Embora as regras do conselho não concedam muitos direitos e poderes aos observadores, é óbvio que o representante chinês não tem intenções de observar o processo sem interferir.

De acordo com a diretora do Programa Ásia Oriental do Instituto Lowy de Política Internacional de Sidney, Linda Jakobson, a China faz tudo para que os observadores no conselho tenham mais voz nas decisões sobre o futuro da região. 

O Japão e a Coreia do Sul também querem obter o estatuto de observadores do conselho, mas os esforços políticos e diplomáticos de Pequim parecem muito mais enérgicos. 

Fortalecimento de posições

O governo chinês sabe perfeitamente sobre as mudanças no clima e no meio ambiente do Ártico.

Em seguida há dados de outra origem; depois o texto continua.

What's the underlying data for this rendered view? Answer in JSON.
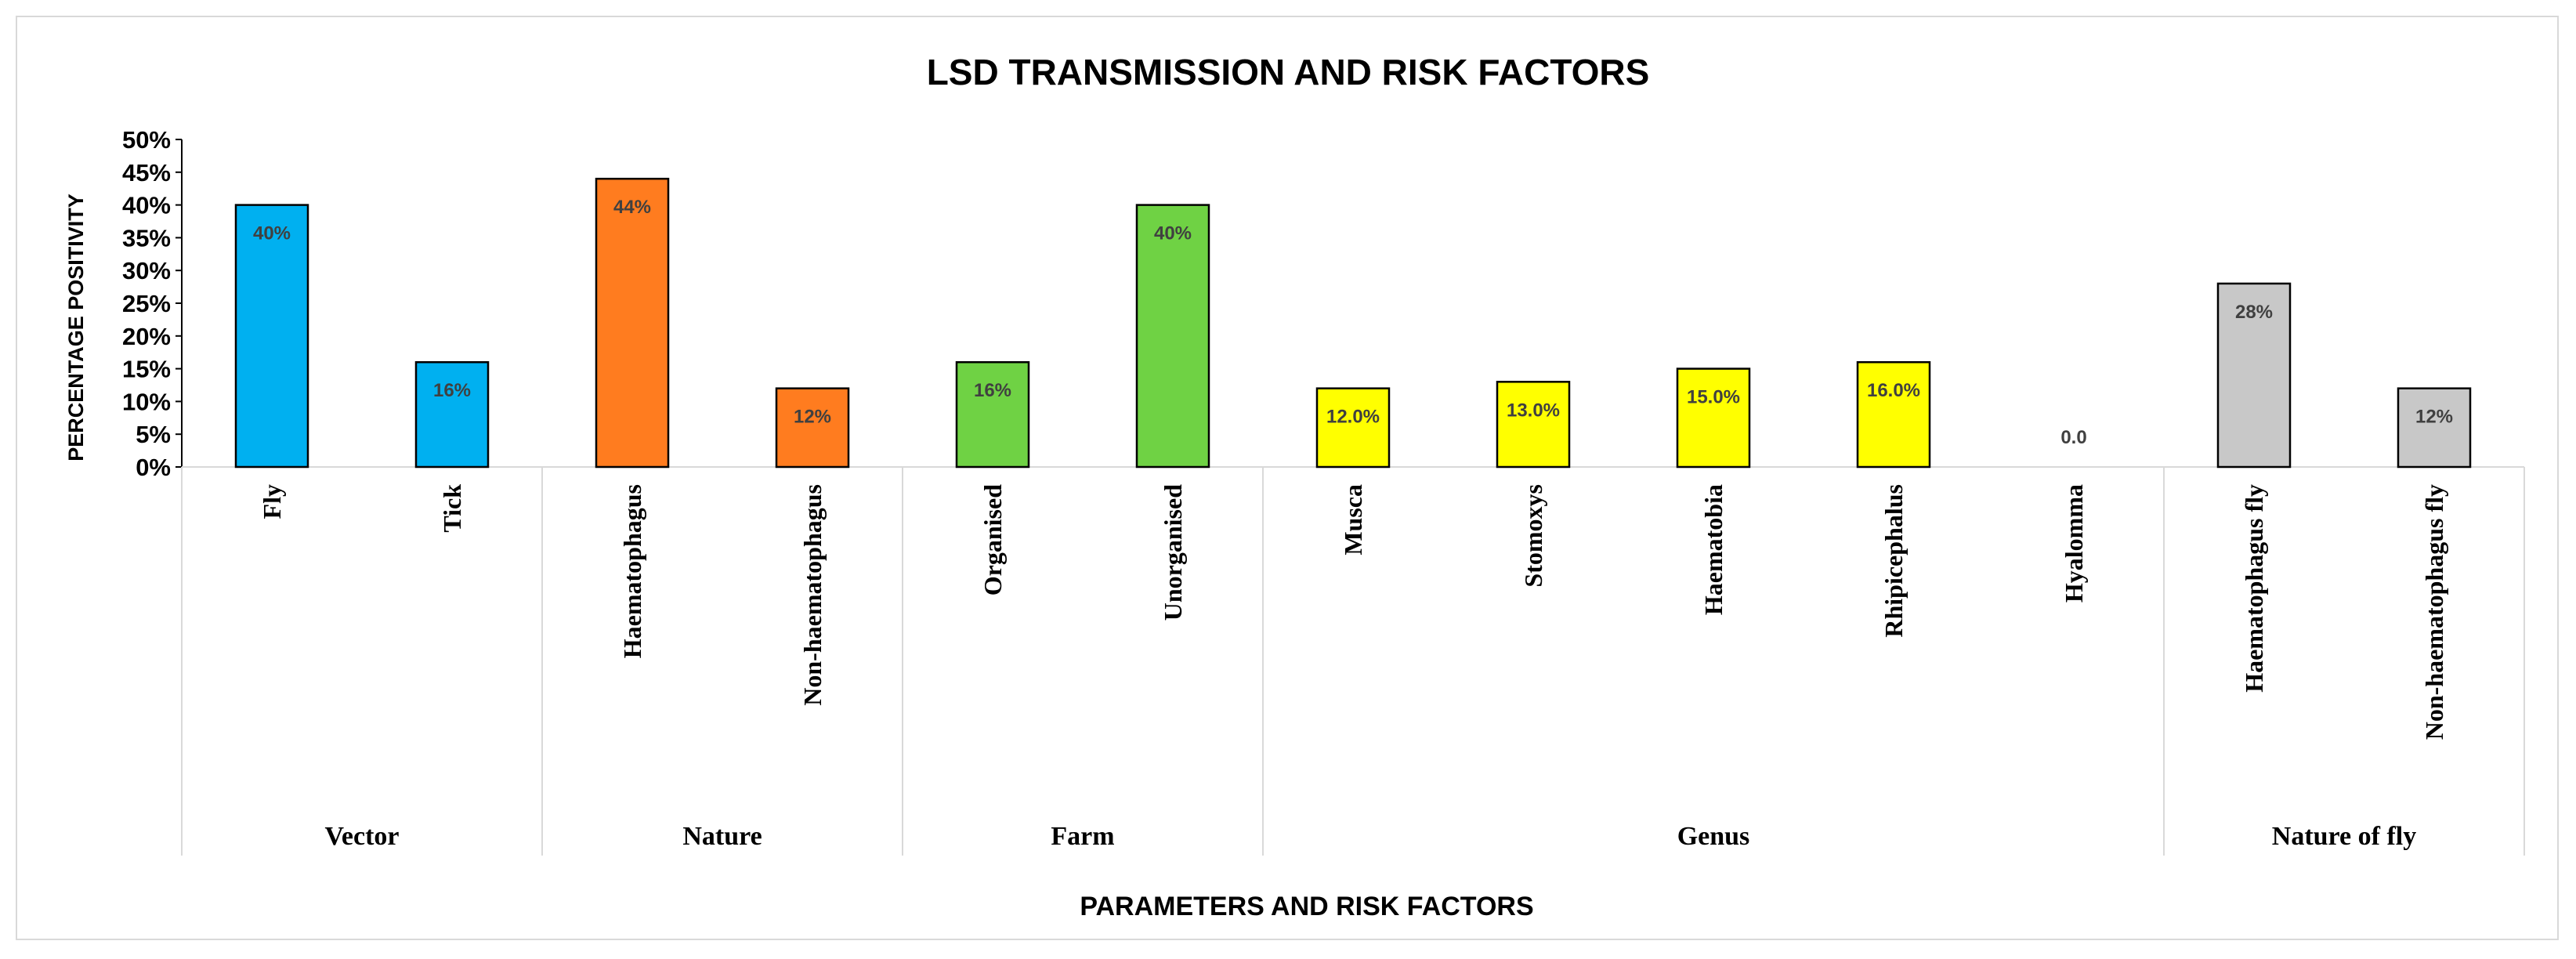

No entanto, de acordo com especialistas do Instituto Internacional de Estudos para a Paz (SIPRI, na sigla em Inglês), Pequim faz tudo apenas para receber benefícios dessa situação.

O grupo Cosco (China Ocean Shipping Company), uma das maiores empresas ​​de transporte global, fez grandes investimentos para estudar todas as oportunidades de aumentar a presença de transporte chinês na rota do norte. 

Ao mesmo tempo, a indústria de construção naval chinesa intensificou a construção de quebra-gelos.

Mais uma prova das ambições da China no Ártico é a encomenda de um novo quebra-gelo a diesel da finlandesa Aker Arctic, cuja entrega está prevista para 2016.

Em agosto de 2012, o quebra-gelo chinês concluiu com sucesso a primeira expedição ártica do país e recebeu muitos dados sobre as condições de transporte local.

A China planeja lançar nesse ano um sistema de transporte marítimo regular através da rota. Espera-se que em 2020, cerca de 16% das exportações chinesas passem por essa rota com ajuda de uma frota de quebra-gelos. 

Preocupações do Ocidente 

Embora a China não tenha uma estratégia oficial de expansão no Ártico, Pequim mostra interesse crescente na região.

Aparentemente, tudo começou em 2007, quando a Rússia colocou a bandeira nacional de titânio no solo oceânico do Polo Norte.

Este passo simbólico desencadeou um debate internacional sobre os recursos do Ártico.      

Nos últimos anos, todos os países do conselho preparam projetos de mapeamento da região. O objetivo é estabelecer os limites precisos da plataforma continental nas suas áreas costeiras.

Isso é um dos primeiros passos necessários para iniciar a prospecção de petróleo, gás e outros recursos escondidos no Ártico.


Konstantin Voronov é doutor em história e diretor do departamento da economia e relações internacionais do Instituto IMEMO de Moscou.

Publicado originalmente pelo Regnum.